Grand Prix in the permanent collection of Designmuseum Danmark in Copenhagen
The chair was shown at the XI Triennial in Milan in 1957 - where the design was awarded the Grand Prix from which it takes its name - and then shown at Charlottenborg, in Copenhagen, later in the same year.
In the original version the shell was made with a teak or beech finish or the chair could be upholstered.
The shape of the back is closely related to the FH3103 but here, rather than a straight line across the top of the back, the back has a truncated or stumpy Y shape that makes it, somehow, almost anthropomorphic.
There is a pronounced scooping out to the shape of the seat and at the front a pronounced down turn or lip.
Initially the chair had four separate legs that were L shaped and in laminated beech with a pronounced moulding to the cross section presumably, in part, to make it look less solid or less heavy.

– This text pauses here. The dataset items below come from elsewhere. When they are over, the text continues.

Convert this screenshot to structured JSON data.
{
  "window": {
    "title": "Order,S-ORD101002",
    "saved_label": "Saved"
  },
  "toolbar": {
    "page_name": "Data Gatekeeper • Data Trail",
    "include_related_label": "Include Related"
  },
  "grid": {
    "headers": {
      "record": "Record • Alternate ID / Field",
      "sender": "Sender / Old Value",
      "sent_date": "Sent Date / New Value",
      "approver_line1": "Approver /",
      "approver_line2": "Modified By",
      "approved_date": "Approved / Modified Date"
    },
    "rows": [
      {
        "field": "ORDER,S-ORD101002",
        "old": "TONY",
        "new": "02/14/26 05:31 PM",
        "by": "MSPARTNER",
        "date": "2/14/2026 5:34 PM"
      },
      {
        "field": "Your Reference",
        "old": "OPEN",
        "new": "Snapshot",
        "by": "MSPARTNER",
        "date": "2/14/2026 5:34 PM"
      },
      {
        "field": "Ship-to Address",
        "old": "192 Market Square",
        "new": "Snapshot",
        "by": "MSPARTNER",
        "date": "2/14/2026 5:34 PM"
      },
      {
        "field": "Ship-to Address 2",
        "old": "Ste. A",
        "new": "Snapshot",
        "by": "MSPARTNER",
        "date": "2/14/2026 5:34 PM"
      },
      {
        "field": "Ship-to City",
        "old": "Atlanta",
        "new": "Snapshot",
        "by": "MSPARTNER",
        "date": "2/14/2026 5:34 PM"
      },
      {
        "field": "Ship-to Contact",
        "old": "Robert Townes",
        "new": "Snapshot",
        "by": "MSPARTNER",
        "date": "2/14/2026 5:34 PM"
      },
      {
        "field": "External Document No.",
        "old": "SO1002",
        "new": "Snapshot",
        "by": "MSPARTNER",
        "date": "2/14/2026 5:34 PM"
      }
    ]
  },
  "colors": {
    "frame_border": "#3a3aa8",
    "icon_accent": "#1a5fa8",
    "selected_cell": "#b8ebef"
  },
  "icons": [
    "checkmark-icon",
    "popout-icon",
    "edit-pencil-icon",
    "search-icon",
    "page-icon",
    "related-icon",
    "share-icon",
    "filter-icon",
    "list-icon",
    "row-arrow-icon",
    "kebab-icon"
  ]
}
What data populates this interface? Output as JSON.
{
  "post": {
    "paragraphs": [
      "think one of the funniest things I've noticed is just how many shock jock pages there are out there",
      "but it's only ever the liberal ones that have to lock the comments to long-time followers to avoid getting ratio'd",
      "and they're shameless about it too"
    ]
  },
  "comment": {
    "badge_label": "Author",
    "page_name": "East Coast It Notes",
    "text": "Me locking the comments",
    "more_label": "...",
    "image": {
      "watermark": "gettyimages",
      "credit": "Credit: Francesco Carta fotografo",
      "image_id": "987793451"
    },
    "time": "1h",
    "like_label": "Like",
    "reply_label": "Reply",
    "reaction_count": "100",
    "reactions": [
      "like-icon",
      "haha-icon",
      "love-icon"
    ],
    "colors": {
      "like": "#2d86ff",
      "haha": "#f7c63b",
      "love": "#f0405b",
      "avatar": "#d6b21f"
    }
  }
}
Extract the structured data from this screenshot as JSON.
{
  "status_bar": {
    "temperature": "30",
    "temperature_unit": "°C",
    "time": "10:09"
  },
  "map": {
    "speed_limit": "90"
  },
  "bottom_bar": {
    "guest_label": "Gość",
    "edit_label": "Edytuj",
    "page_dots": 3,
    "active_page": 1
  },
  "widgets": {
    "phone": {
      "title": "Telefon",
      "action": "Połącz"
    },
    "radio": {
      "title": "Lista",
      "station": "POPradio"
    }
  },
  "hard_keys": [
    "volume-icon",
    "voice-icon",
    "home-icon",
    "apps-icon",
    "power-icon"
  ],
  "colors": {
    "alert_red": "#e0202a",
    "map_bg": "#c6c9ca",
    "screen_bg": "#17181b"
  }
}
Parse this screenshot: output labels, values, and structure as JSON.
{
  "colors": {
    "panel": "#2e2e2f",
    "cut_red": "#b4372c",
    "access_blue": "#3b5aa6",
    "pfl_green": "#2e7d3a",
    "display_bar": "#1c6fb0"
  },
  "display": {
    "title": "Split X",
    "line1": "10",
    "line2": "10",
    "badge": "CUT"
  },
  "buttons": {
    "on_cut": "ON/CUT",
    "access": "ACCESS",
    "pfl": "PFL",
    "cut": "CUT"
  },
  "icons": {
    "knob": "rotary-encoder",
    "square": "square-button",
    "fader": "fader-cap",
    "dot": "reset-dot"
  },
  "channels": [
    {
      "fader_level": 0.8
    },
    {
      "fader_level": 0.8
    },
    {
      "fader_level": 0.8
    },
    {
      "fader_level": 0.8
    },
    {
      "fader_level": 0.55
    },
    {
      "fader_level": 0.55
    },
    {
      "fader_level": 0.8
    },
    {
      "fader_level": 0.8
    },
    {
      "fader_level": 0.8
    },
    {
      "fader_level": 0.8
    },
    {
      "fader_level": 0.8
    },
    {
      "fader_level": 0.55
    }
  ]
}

The legs mimicked the profile of the metal legs on the other chairs so were angled out towards the floor and at the top were curved but under the seat they were shaped to form a long hammer or hockey-stick shape to form as long a face as possible along the top for the legs to be glued to the underside of the shell. This proved to be unstable - presumably under the weight of a person the centre of the seat moved down or the legs splayed out and even if the glue of the leg held then the face layer of the plywood would presumably split away from the layer below.
The design was changed and the individual legs were replaced with two n-shaped pieces of steam bent beech that cross at the centre where they are halved over each other to form a robust join and fixed to a circular plywood plate at the centre of the underside of the moulded shell. The form is closely related to the frame of legs in wood made for the Giraffe - the dining chair that Jacobsen designed for the SAS Royal Hotel.
A version of the Grand Prix chair with steel legs was also produced and in catalogues is identified as model FH3130.